O ministro das Finanças, Mário Centeno volta esta quinta-feira, dia 14, à Assembleia da República para retomar o debate sobre o Programa de Estabilidade 2020 (PE) e o Programa Nacional de Reformas 2020 na Comissão de Orçamento e Finanças.
Este debate teve um primeiro, e polémico, ‘round’ com as atenções essencialmente focadas na injeção de 850 milhões de euros no Novo Banco feita pelo Estado, antes do resultado de uma auditoria especial em curso, e no seio de uma “falha de comunicação” entre o ministro das Finanças e o primeiro-ministro, António Costa.
Segundo explicou Centeno na Comissão de Orçamento e Finanças, aquilo a que chamou de “falha de comunicação” é também um atraso de algumas horas da ficha de apoio ao primeiro-ministro sobre este tema, o que justifica, em seu entender que António Costa na sua intervenção no debate quinzenal tenha afirmado que não haveria mais dinheiro para o Novo Banco sem o resultado da referida auditoria.

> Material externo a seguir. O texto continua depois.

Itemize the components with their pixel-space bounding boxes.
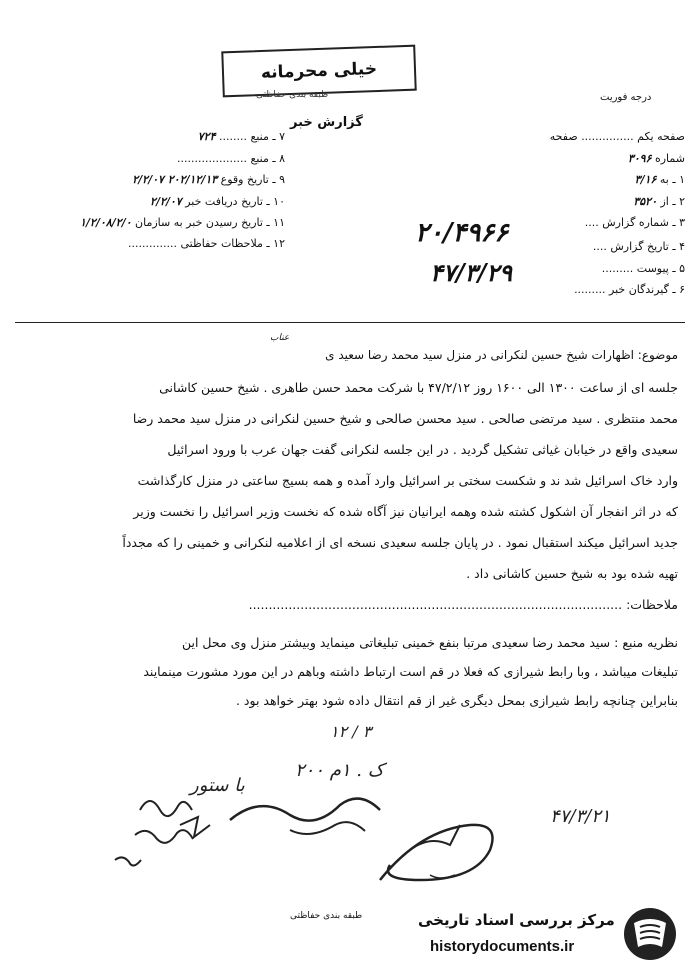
subject-line: موضوع: اظهارات شیخ حسین لنکرانی در منزل سید محمد رضا سعید ی — [325, 348, 678, 362]
classification-stamp-text: خیلی محرمانه — [260, 58, 378, 84]
field-receipt-date: ۱۰ ـ تاریخ دریافت خبر ۲/۲/۰۷ — [150, 195, 285, 208]
handwritten-note: ۱۲ / ۳ — [330, 722, 372, 741]
body-line: سعیدی واقع در خیابان غیاثی تشکیل گردید . در این جلسه لنکرانی گفت جهان عرب با ورود اسرائیل — [167, 442, 678, 457]
field-source-2: ۸ ـ منبع .................... — [177, 152, 285, 165]
signatures-scribble — [110, 780, 530, 910]
footer-classification-label: طبقه بندی حفاظتی — [290, 911, 363, 921]
report-title: گزارش خبر — [290, 115, 363, 130]
opinion-line: تبلیغات میباشد ، وبا رابط شیرازی که فعلا در قم است ارتباط داشته وباهم در این مورد مشورت مینمایند — [143, 664, 678, 679]
field-recipients: ۶ ـ گیرندگان خبر ......... — [574, 283, 685, 296]
field-source: ۷ ـ منبع ........ ۷۲۴ — [197, 130, 285, 143]
body-line: تهیه شده بود به شیخ حسین کاشانی داد . — [466, 566, 678, 581]
field-attachment: ۵ ـ پیوست ......... — [601, 262, 685, 275]
field-arrival-date: ۱۱ ـ تاریخ رسیدن خبر به سازمان ۱/۲/۰۸/۲/۰ — [80, 216, 285, 229]
notes-label: ملاحظات — [630, 597, 678, 612]
handwritten-report-number: ۲۰/۴۹۶۶ — [415, 218, 509, 248]
subject-annotation: عناب — [270, 333, 290, 343]
watermark-url: historydocuments.ir — [430, 938, 575, 955]
field-from: ۲ ـ از ۳۵۲۰ — [633, 195, 685, 208]
field-occurrence-date: ۹ ـ تاریخ وقوع ۲۰۲/۱۲/۱۳ ۲/۲/۰۷ — [132, 173, 285, 186]
handwritten-note: ۴۷/۳/۲۱ — [550, 806, 611, 827]
header-divider — [15, 322, 685, 323]
opinion-line: نظریه منبع : سید محمد رضا سعیدی مرتبا بنفع خمینی تبلیغاتی مینماید وبیشتر منزل وی محل این — [181, 635, 678, 650]
handwritten-note: ۲۰۰ ک . ۱م — [295, 760, 384, 781]
watermark-name: مرکز بررسی اسناد تاریخی — [418, 911, 615, 929]
body-line: جلسه ای از ساعت ۱۳۰۰ الی ۱۶۰۰ روز ۴۷/۲/۱۲ با شرکت محمد حسن طاهری . شیخ حسین کاشانی — [159, 380, 678, 395]
field-number: شماره ۳۰۹۶ — [627, 152, 685, 165]
field-report-date: ۴ ـ تاریخ گزارش .... — [592, 240, 685, 253]
body-line: وارد خاک اسرائیل شد ند و شکست سختی بر اسرائیل وارد آمده و همه بسیج ساعتی در منزل کارگذاشت — [137, 473, 678, 488]
field-report-number: ۳ ـ شماره گزارش .... — [584, 216, 685, 229]
field-to: ۱ ـ به ۳/۱۶ — [634, 173, 685, 186]
body-line: محمد منتظری . سید مرتضی صالحی . سید محسن صالحی و شیخ حسین لنکرانی در منزل سید محمد رضا — [132, 411, 678, 426]
notes-line: ملاحظات: .............................................................................................. — [248, 597, 678, 612]
archive-logo-icon — [612, 905, 684, 963]
urgency-label: درجه فوریت — [600, 92, 652, 103]
field-security-notes: ۱۲ ـ ملاحظات حفاظتی .............. — [128, 237, 285, 250]
handwritten-note: با ستور — [190, 775, 245, 796]
classification-subtitle: طبقه بندی حفاظتی — [256, 90, 329, 100]
body-line: که در اثر انفجار آن اشکول کشته شده وهمه ایرانیان نیز آگاه شده که نخست وزیر اسرائیل را نخست وزیر — [133, 504, 678, 519]
opinion-line: بنابراین چنانچه رابط شیرازی بمحل دیگری غیر از قم انتقال داده شود بهتر خواهد بود . — [235, 693, 678, 708]
handwritten-report-date: ۴۷/۳/۲۹ — [430, 258, 512, 287]
body-line: جدید اسرائیل میکند استقبال نمود . در پایان جلسه سعیدی نسخه ای از اعلامیه لنکرانی و خمینی را که مجدداً — [122, 535, 678, 550]
field-page: صفحه یکم ............... صفحه — [549, 130, 685, 143]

Ao final do dia de ontem, este ‘desencontro’ entre Centeno e Costa viria a impulsionar as declarações do presidente do PSD, Rui Rio que, primeiro via redes sociais e posteriormente em declarações aos jornalistas, na Assembleia da República, afirmou que o ministro das Finanças “já não tinha condições para continuar no Governo”. O PS, através do deputado João Oliveira, veio desdramatizar, apontar para uma “teoria da conspiração” e defender que a continuação de Centeno era inquestionável.
Desconhecendo-se ainda a dimensão e extensão desta polémica, o debate deverá estar focado no Programa de Estabilidade 2020. Um Programa que, entretanto, não foi avaliado pelo Conselho das Finanças Públicas por falta de informações base e exigidas pela Comissão Europeia, assenta em previsões sobre a evolução da atividade económica, o que, segundo o Governo, “significa prever a evolução da situação epidemiológica, o que é algo que continua envolto em grande incerteza”, pode ler-se no documento.

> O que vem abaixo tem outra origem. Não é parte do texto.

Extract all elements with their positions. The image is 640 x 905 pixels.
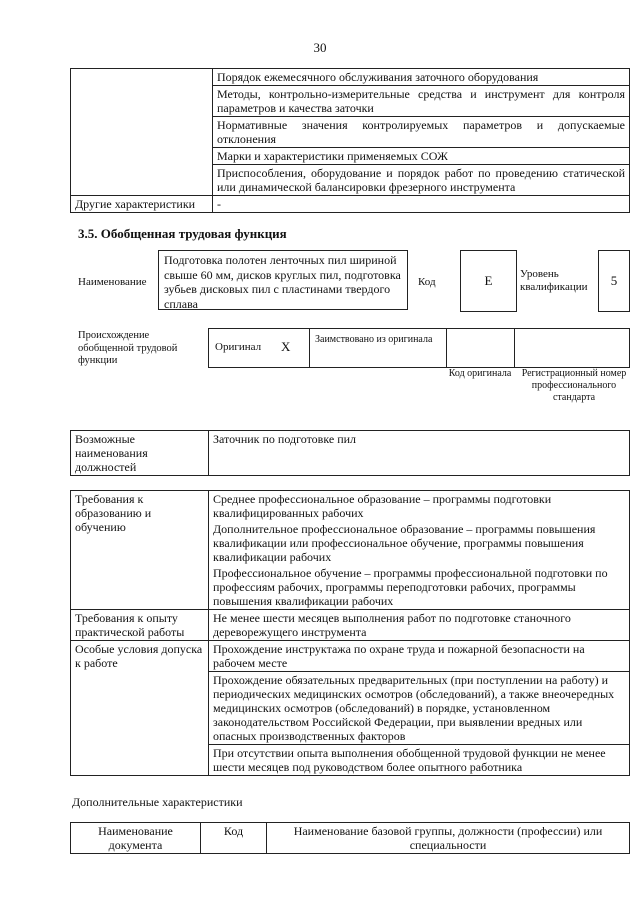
page-number: 30 xyxy=(313,40,327,55)
list-item: Прохождение обязательных предварительных (при поступлении на работу) и периодических медицинских осмотров (обследований), а также внеочередных медицинских осмотров (обследований) в порядке, установленном законодательством Российской Федерации, при выявлении вредных или опасных производственных факторов xyxy=(209,672,630,745)
header-group: Наименование базовой группы, должности (профессии) или специальности xyxy=(267,823,630,854)
origin-table xyxy=(208,328,630,368)
list-item: При отсутствии опыта выполнения обобщенной трудовой функции не менее шести месяцев под руководством более опытного работника xyxy=(209,745,630,776)
list-item: Профессиональное обучение – программы профессиональной подготовки по профессиям рабочих, программы переподготовки рабочих, программы повышения квалификации рабочих xyxy=(209,565,630,610)
positions-value: Заточник по подготовке пил xyxy=(209,431,630,476)
positions-label: Возможные наименования должностей xyxy=(71,431,209,476)
table-row: Методы, контрольно-измерительные средства и инструмент для контроля параметров и качества заточки xyxy=(213,86,630,117)
table-row: Марки и характеристики применяемых СОЖ xyxy=(213,148,630,165)
code-original-caption: Код оригинала xyxy=(448,368,512,379)
competency-table xyxy=(70,68,630,213)
level-value: 5 xyxy=(598,250,630,312)
name-label: Наименование xyxy=(78,276,147,288)
list-item: Не менее шести месяцев выполнения работ по подготовке станочного дереворежущего инструмента xyxy=(209,610,630,641)
list-item: Прохождение инструктажа по охране труда и пожарной безопасности на рабочем месте xyxy=(209,641,630,672)
section-title: 3.5. Обобщенная трудовая функция xyxy=(78,226,287,241)
other-characteristics-label: Другие характеристики xyxy=(71,196,213,213)
header-code: Код xyxy=(201,823,267,854)
special-conditions-label: Особые условия допуска к работе xyxy=(71,641,209,776)
origin-label: Происхождение обобщенной трудовой функции xyxy=(78,330,178,366)
list-item: Дополнительное профессиональное образование – программы повышения квалификации или профессиональное обучение, программы повышения квалификации рабочих xyxy=(209,521,630,565)
reg-number-caption: Регистрационный номер профессионального стандарта xyxy=(521,368,627,403)
education-label: Требования к образованию и обучению xyxy=(71,491,209,610)
borrowed-label: Заимствовано из оригинала xyxy=(315,334,433,345)
additional-title: Дополнительные характеристики xyxy=(72,795,243,809)
code-value: Е xyxy=(460,250,517,312)
code-label: Код xyxy=(418,276,436,288)
table-row: Порядок ежемесячного обслуживания заточного оборудования xyxy=(213,69,630,86)
function-name: Подготовка полотен ленточных пил шириной свыше 60 мм, дисков круглых пил, подготовка зубьев дисковых пил с пластинами твердого сплава xyxy=(158,250,408,310)
original-label: Оригинал xyxy=(215,341,262,353)
list-item: Среднее профессиональное образование – программы подготовки квалифицированных рабочих xyxy=(209,491,630,522)
level-label: Уровень квалификации xyxy=(520,268,588,293)
other-characteristics-value: - xyxy=(213,196,630,213)
table-row: Нормативные значения контролируемых параметров и допускаемые отклонения xyxy=(213,117,630,148)
table-row: Приспособления, оборудование и порядок работ по проведению статической или динамической балансировки фрезерного инструмента xyxy=(213,165,630,196)
requirements-table xyxy=(70,490,630,776)
experience-label: Требования к опыту практической работы xyxy=(71,610,209,641)
positions-table xyxy=(70,430,630,476)
original-mark: X xyxy=(281,339,291,354)
header-document: Наименование документа xyxy=(71,823,201,854)
additional-table xyxy=(70,822,630,854)
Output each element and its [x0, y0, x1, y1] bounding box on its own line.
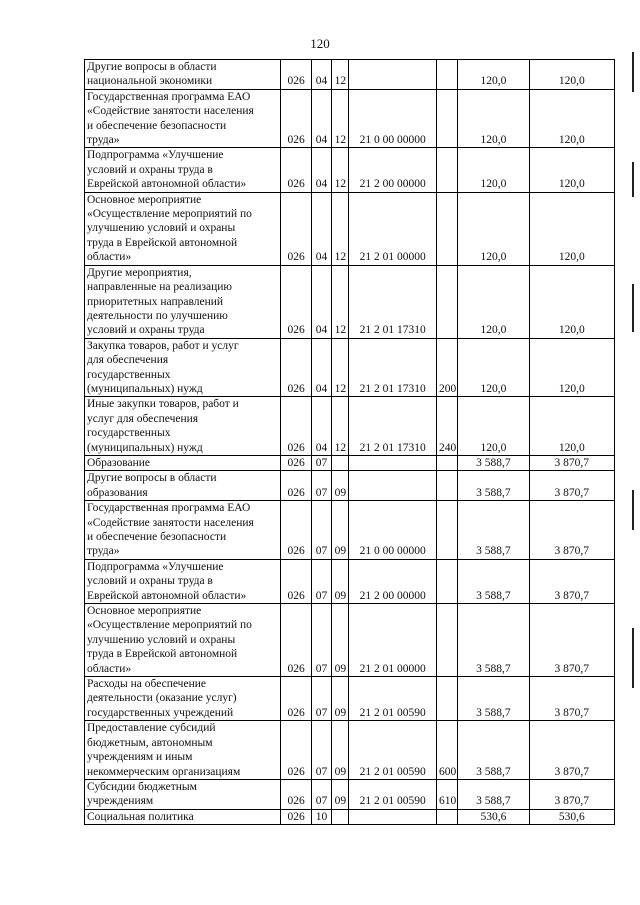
amount-year2-cell: 120,0: [529, 265, 614, 338]
admin-code-cell: 026: [281, 677, 312, 721]
row-name-cell: Государственная программа ЕАО «Содействие занятости населения и обеспечение безопасности труда»: [85, 89, 281, 148]
target-article-cell: [349, 471, 436, 501]
subsection-code-cell: 09: [332, 559, 349, 603]
admin-code-cell: 026: [281, 89, 312, 148]
expense-type-cell: [436, 604, 457, 677]
expense-type-cell: [436, 265, 457, 338]
target-article-cell: 21 2 01 00590: [349, 677, 436, 721]
table-row: [85, 148, 615, 192]
table-row: [85, 89, 615, 148]
section-code-cell: 07: [311, 501, 331, 560]
scan-edge-mark: [632, 628, 634, 688]
row-name-cell: Подпрограмма «Улучшение условий и охраны труда в Еврейской автономной области»: [85, 148, 281, 192]
admin-code-cell: 026: [281, 559, 312, 603]
row-name-cell: Основное мероприятие «Осуществление мероприятий по улучшению условий и охраны труда в Еврейской автономной области»: [85, 192, 281, 265]
section-code-cell: 04: [311, 338, 331, 397]
target-article-cell: 21 2 00 00000: [349, 559, 436, 603]
amount-year2-cell: 3 870,7: [529, 604, 614, 677]
admin-code-cell: 026: [281, 779, 312, 809]
scan-edge-mark: [632, 284, 634, 332]
target-article-cell: 21 0 00 00000: [349, 501, 436, 560]
table-row: [85, 338, 615, 397]
table-row: [85, 779, 615, 809]
row-name-cell: Образование: [85, 455, 281, 470]
amount-year2-cell: 3 870,7: [529, 721, 614, 780]
table-row: [85, 501, 615, 560]
table-row: [85, 604, 615, 677]
subsection-code-cell: 09: [332, 604, 349, 677]
target-article-cell: 21 2 01 17310: [349, 338, 436, 397]
row-name-cell: Государственная программа ЕАО «Содействие занятости населения и обеспечение безопасности труда»: [85, 501, 281, 560]
section-code-cell: 07: [311, 779, 331, 809]
amount-year2-cell: 3 870,7: [529, 455, 614, 470]
subsection-code-cell: [332, 809, 349, 824]
target-article-cell: [349, 60, 436, 90]
admin-code-cell: 026: [281, 397, 312, 456]
amount-year1-cell: 120,0: [458, 192, 529, 265]
table-row: [85, 721, 615, 780]
scan-edge-mark: [632, 490, 634, 530]
amount-year2-cell: 120,0: [529, 192, 614, 265]
admin-code-cell: 026: [281, 192, 312, 265]
amount-year2-cell: 530,6: [529, 809, 614, 824]
expense-type-cell: [436, 60, 457, 90]
amount-year1-cell: 3 588,7: [458, 455, 529, 470]
subsection-code-cell: 09: [332, 471, 349, 501]
admin-code-cell: 026: [281, 455, 312, 470]
scan-edge-mark: [632, 162, 634, 197]
amount-year1-cell: 3 588,7: [458, 559, 529, 603]
table-row: [85, 559, 615, 603]
target-article-cell: 21 2 01 00590: [349, 721, 436, 780]
amount-year1-cell: 530,6: [458, 809, 529, 824]
admin-code-cell: 026: [281, 60, 312, 90]
expense-type-cell: [436, 501, 457, 560]
amount-year1-cell: 120,0: [458, 265, 529, 338]
amount-year1-cell: 120,0: [458, 338, 529, 397]
table-row: [85, 265, 615, 338]
target-article-cell: 21 2 01 17310: [349, 397, 436, 456]
table-row: [85, 809, 615, 824]
target-article-cell: [349, 809, 436, 824]
expense-type-cell: 240: [436, 397, 457, 456]
row-name-cell: Другие вопросы в области национальной экономики: [85, 60, 281, 90]
amount-year1-cell: 120,0: [458, 148, 529, 192]
amount-year1-cell: 3 588,7: [458, 677, 529, 721]
row-name-cell: Иные закупки товаров, работ и услуг для обеспечения государственных (муниципальных) нужд: [85, 397, 281, 456]
expense-type-cell: [436, 148, 457, 192]
section-code-cell: 04: [311, 265, 331, 338]
subsection-code-cell: 12: [332, 148, 349, 192]
admin-code-cell: 026: [281, 809, 312, 824]
subsection-code-cell: 12: [332, 397, 349, 456]
row-name-cell: Подпрограмма «Улучшение условий и охраны труда в Еврейской автономной области»: [85, 559, 281, 603]
expense-type-cell: [436, 677, 457, 721]
table-row: [85, 397, 615, 456]
row-name-cell: Расходы на обеспечение деятельности (оказание услуг) государственных учреждений: [85, 677, 281, 721]
amount-year2-cell: 120,0: [529, 60, 614, 90]
amount-year1-cell: 3 588,7: [458, 501, 529, 560]
row-name-cell: Закупка товаров, работ и услуг для обеспечения государственных (муниципальных) нужд: [85, 338, 281, 397]
admin-code-cell: 026: [281, 338, 312, 397]
section-code-cell: 07: [311, 677, 331, 721]
subsection-code-cell: 09: [332, 721, 349, 780]
section-code-cell: 07: [311, 471, 331, 501]
admin-code-cell: 026: [281, 721, 312, 780]
section-code-cell: 04: [311, 192, 331, 265]
expense-type-cell: [436, 89, 457, 148]
subsection-code-cell: 12: [332, 338, 349, 397]
subsection-code-cell: 12: [332, 265, 349, 338]
section-code-cell: 04: [311, 89, 331, 148]
amount-year1-cell: 3 588,7: [458, 779, 529, 809]
amount-year2-cell: 3 870,7: [529, 779, 614, 809]
amount-year2-cell: 120,0: [529, 338, 614, 397]
subsection-code-cell: 09: [332, 677, 349, 721]
row-name-cell: Субсидии бюджетным учреждениям: [85, 779, 281, 809]
section-code-cell: 04: [311, 148, 331, 192]
table-row: [85, 192, 615, 265]
amount-year1-cell: 120,0: [458, 397, 529, 456]
subsection-code-cell: 09: [332, 501, 349, 560]
subsection-code-cell: 09: [332, 779, 349, 809]
target-article-cell: 21 2 01 00000: [349, 192, 436, 265]
amount-year2-cell: 120,0: [529, 89, 614, 148]
section-code-cell: 07: [311, 455, 331, 470]
amount-year2-cell: 3 870,7: [529, 677, 614, 721]
target-article-cell: 21 2 01 00000: [349, 604, 436, 677]
amount-year1-cell: 120,0: [458, 60, 529, 90]
row-name-cell: Основное мероприятие «Осуществление мероприятий по улучшению условий и охраны труда в Еврейской автономной области»: [85, 604, 281, 677]
budget-table: [84, 59, 615, 825]
admin-code-cell: 026: [281, 148, 312, 192]
amount-year1-cell: 3 588,7: [458, 471, 529, 501]
expense-type-cell: [436, 809, 457, 824]
section-code-cell: 04: [311, 60, 331, 90]
table-row: [85, 677, 615, 721]
subsection-code-cell: [332, 455, 349, 470]
expense-type-cell: [436, 455, 457, 470]
subsection-code-cell: 12: [332, 60, 349, 90]
subsection-code-cell: 12: [332, 192, 349, 265]
expense-type-cell: 610: [436, 779, 457, 809]
target-article-cell: [349, 455, 436, 470]
row-name-cell: Предоставление субсидий бюджетным, автономным учреждениям и иным некоммерческим организациям: [85, 721, 281, 780]
amount-year1-cell: 120,0: [458, 89, 529, 148]
page-number: 120: [310, 36, 330, 51]
expense-type-cell: [436, 471, 457, 501]
amount-year2-cell: 3 870,7: [529, 471, 614, 501]
amount-year2-cell: 120,0: [529, 397, 614, 456]
amount-year1-cell: 3 588,7: [458, 721, 529, 780]
target-article-cell: 21 0 00 00000: [349, 89, 436, 148]
target-article-cell: 21 2 00 00000: [349, 148, 436, 192]
amount-year2-cell: 3 870,7: [529, 559, 614, 603]
subsection-code-cell: 12: [332, 89, 349, 148]
row-name-cell: Социальная политика: [85, 809, 281, 824]
expense-type-cell: 600: [436, 721, 457, 780]
admin-code-cell: 026: [281, 471, 312, 501]
section-code-cell: 07: [311, 604, 331, 677]
table-row: [85, 60, 615, 90]
table-row: [85, 455, 615, 470]
section-code-cell: 10: [311, 809, 331, 824]
amount-year2-cell: 120,0: [529, 148, 614, 192]
scan-edge-mark: [632, 52, 634, 92]
target-article-cell: 21 2 01 17310: [349, 265, 436, 338]
target-article-cell: 21 2 01 00590: [349, 779, 436, 809]
expense-type-cell: [436, 192, 457, 265]
section-code-cell: 07: [311, 721, 331, 780]
amount-year1-cell: 3 588,7: [458, 604, 529, 677]
row-name-cell: Другие мероприятия, направленные на реализацию приоритетных направлений деятельности по улучшению условий и охраны труда: [85, 265, 281, 338]
section-code-cell: 07: [311, 559, 331, 603]
row-name-cell: Другие вопросы в области образования: [85, 471, 281, 501]
table-row: [85, 471, 615, 501]
amount-year2-cell: 3 870,7: [529, 501, 614, 560]
expense-type-cell: 200: [436, 338, 457, 397]
budget-table-body: [85, 60, 615, 825]
admin-code-cell: 026: [281, 501, 312, 560]
admin-code-cell: 026: [281, 604, 312, 677]
admin-code-cell: 026: [281, 265, 312, 338]
expense-type-cell: [436, 559, 457, 603]
section-code-cell: 04: [311, 397, 331, 456]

Por este motivo, o Governo denota que o Programa de Estabilidade não avança uma previsão para o crescimento económico em 2020, nem especula sobre a evolução da atividade económica nos anos seguintes.
“Propõe-se assim estimar o impacto no crescimento económico decorrente das atuais medidas de confinamento social, com base em informação setorial sobre o nível de adesão ao regime de lay-off simplificado, enquadrada por outros
indicadores coincidentes da atividade económica (e.g. pagamentos automáticos,inquéritos às empresas e dados do desemprego). Estima-se, desta forma, que, em média, a cada 30 dias úteis de confinamento se gere um impacto negativo no crescimento anual do PIB de 6,5 pontos percentuais”, detalha no Programa.
Estas medidas representam, no seu conjunto, um pacote orçamental de cerca de 2 mil milhões de euros por mês (0,9% do PIB), incluindo medidas com incidência única. Acresce um pacote de medidas discricionárias com impacto financeiro e sem impacto orçamental de mais de 25,1 mil milhões de euros (11,8% do PIB), incluindo apoio à liquidez das empresas, concessão de incentivos, moratórias de crédito e de rendas, e prorrogações fiscais e contributivas.